For a quarter of a century Norwegian Training Center Manila (NTC) have been training the majority of the roughly 25.000 Filipino seafarers that work on Norwegian ships around the planet. With a NOK 30 million investment NTC is preparing to take a step further and train sailors for professions that are now inaccessible through Filipino schools.
In hustle and bustle of traffic paralyzed Manila is a Norwegian Maritime School. But apart from the name and a Norwegian flag flapping lazily in the wind, at first glance, there do not seem to be anything particularly Norwegian about the school. Just two Norwegians work full time at NTC, the School’s Managing Director Captain Erik Blom and the cadet course leader Captain Jordan Nostvik. None the less the approximately 8000 seafarers that pass through this school yearly are or will be employed on Norwegian ships. The training center was started 25 years ago by Norwegian Shipowners’ Association (NSA). Serving as a seafarer on a Norwegian ships demands a change to a bit more Norwegian mindset.
“We try to teach them to share their opinion. It can be a disadvantage that Filipinos generally are avoiding conflicts. They don’t always say what they mean, just ‘yes sir’ or ‘no sir instead’ of sharing their opinion. It’s our wish to change that culture,” Captain Blom says and adds that it is essential that the communication is direct and that no-one tries to hide anything, when handling a ship.
Every year some 10.000 hopeful Filipinos apply for NTC’s 4 year education to become a maritime officer, the cadet program, only 3,5 percent of the applicants will make the cut. 7-8000 of the applicants will be tested, around 2000 will pass the test and be interviewed by individual shipping companies. In the end only 350 will be accepted to the school, all of them will know which company they will become trainee and eventually be employed by. One of the reasons for the popularity is that students do not only receive a scholarship from NSA, but are also guaranteed a job at the company that takes them in as trainees.

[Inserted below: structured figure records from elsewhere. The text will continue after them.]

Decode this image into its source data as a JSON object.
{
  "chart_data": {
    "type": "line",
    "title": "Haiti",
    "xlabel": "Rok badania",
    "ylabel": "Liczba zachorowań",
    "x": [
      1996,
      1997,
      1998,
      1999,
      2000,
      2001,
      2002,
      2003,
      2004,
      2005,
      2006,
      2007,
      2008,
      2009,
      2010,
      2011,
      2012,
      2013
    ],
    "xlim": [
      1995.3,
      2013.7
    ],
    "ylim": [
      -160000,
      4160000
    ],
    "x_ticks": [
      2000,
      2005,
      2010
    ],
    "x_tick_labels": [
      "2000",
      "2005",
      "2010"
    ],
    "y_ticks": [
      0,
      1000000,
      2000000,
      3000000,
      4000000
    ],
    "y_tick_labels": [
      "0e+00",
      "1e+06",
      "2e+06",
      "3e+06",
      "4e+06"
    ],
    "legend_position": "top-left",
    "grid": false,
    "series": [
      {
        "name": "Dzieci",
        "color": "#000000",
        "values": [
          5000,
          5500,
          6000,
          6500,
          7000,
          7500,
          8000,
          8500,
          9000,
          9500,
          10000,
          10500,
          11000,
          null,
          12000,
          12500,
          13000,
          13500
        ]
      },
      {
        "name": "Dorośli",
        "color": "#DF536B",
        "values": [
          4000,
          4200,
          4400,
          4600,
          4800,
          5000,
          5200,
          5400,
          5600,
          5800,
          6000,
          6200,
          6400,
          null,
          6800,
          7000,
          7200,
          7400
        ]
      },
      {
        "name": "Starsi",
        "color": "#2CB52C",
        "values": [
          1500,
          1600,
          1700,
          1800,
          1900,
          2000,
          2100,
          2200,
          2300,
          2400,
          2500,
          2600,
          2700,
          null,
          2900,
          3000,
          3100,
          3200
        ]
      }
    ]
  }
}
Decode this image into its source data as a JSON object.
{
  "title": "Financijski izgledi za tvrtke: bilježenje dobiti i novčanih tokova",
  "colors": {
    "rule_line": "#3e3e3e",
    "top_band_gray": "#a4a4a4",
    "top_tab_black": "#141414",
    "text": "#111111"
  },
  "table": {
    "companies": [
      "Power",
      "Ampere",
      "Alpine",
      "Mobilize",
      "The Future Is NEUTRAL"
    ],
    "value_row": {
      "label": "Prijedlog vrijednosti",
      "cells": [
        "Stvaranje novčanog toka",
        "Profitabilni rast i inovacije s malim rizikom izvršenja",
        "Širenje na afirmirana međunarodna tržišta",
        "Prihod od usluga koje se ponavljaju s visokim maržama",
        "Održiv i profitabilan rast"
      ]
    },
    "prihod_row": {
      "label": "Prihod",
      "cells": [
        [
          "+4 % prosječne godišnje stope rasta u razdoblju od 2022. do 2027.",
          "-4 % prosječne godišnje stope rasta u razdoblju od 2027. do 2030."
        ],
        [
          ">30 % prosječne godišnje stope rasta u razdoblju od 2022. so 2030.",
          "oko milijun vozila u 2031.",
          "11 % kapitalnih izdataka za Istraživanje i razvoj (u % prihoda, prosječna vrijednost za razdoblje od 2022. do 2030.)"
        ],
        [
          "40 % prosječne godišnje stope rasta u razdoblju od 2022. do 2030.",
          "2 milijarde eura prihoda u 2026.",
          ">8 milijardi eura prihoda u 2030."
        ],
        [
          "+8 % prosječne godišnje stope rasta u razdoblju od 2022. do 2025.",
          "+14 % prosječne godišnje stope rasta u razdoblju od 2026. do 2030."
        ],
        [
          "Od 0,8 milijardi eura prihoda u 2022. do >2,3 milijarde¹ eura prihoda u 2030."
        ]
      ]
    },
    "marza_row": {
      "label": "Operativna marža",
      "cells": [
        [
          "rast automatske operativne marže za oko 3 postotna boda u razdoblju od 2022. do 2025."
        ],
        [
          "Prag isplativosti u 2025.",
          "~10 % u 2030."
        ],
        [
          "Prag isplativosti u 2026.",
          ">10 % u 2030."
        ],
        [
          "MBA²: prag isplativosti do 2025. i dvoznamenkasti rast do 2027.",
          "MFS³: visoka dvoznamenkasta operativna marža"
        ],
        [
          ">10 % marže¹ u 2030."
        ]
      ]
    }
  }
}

Considering the amount seafarers that are passing through the training center every year, the school seems rather small, consisting of three beige buildings that are no higher than a three stories apartment block and equipped with four meter high pumps, welding stations, a ship simulator the size of a small house and of course more traditional classrooms.
At the moment the school offer 80 courses and have programs in everything from cooking to crane operating. The courses in the training center vary in length, from 1 day to 6 months, while the education of the cadets is a 4 year bachelor with one year as a trainee at the company that has chosen to give the student an opportunity through the scholarship program.
Two nations of seafarers
Filipinos are sought after as crewmembers on ships around the world. NTC have tried and failed training sailors in Vietnam and China and Captain Blom believes Filipino’s are generally good seafarers and have three main explanations as to why.
“First of all they come from an archipelago of 7000 islands, so they are born with saltwater in their veins. Secondly their behavior generally matches Scandinavians well, and then their English skills are very good,” Captain Blom says.
But local politics have also played a role as to why other projects have failed. NTC had an experience were the students did good at a school in China, but once they had graduated the Chinese government ordered the cadets, whose education was paid for by Norwegian Companies, to serve on Chinese ships.
There are around 100 maritime schools in the Philippines. According to Captain Blom every year some 80.000 students start on a maritime education in the Philippines, of this large number only 5,400 will get a diploma and in the end around 4000 will get a job. This is one of the reasons why Captain Blom has a bit of pride in his voice announcing that around 80 percent of NTC’s cadets come out with both job and diploma.
Upping the game
When NTC opened in 1990 and in the following years started the cadet program, they were setting the benchmark for maritime education in the Philippines. Now in 2015 several schools offer similar programs of the same if not higher quality. To once again become a leading figure among maritime educations in the Philippines NTC are making a NOK 30 million upgrade in 2015. The investment will enable NTC to add educations that are not available anywhere else in the Philippines. This means higher educated Filipinos filling out professions that have traditionally been operated by Norwegians only.
“We haven’t had problems with unions in Norway. It is a fight that have been fought long time ago, and people have realized that Filipinos or other foreigners are here to stay. They place the blame political system in Norway rather than the individual sailor,” Captain Blom says.
The new courses will mostly focus on advanced offshore related jobs. For instance, at the moment there are no Filipino captains on advanced anchor handling vessels used offshore, but with the upgrade that will be the new reality.
“We think this is the way the world is developing, especially with the low oil prices. Shipping firms and oil producers will be even more focused on costs,” Captain Blom says and adds that Norway has a very developed and refined maritime educational system, and NTC’s task is just a question of transferring the competences to the educational facility in the Philippines.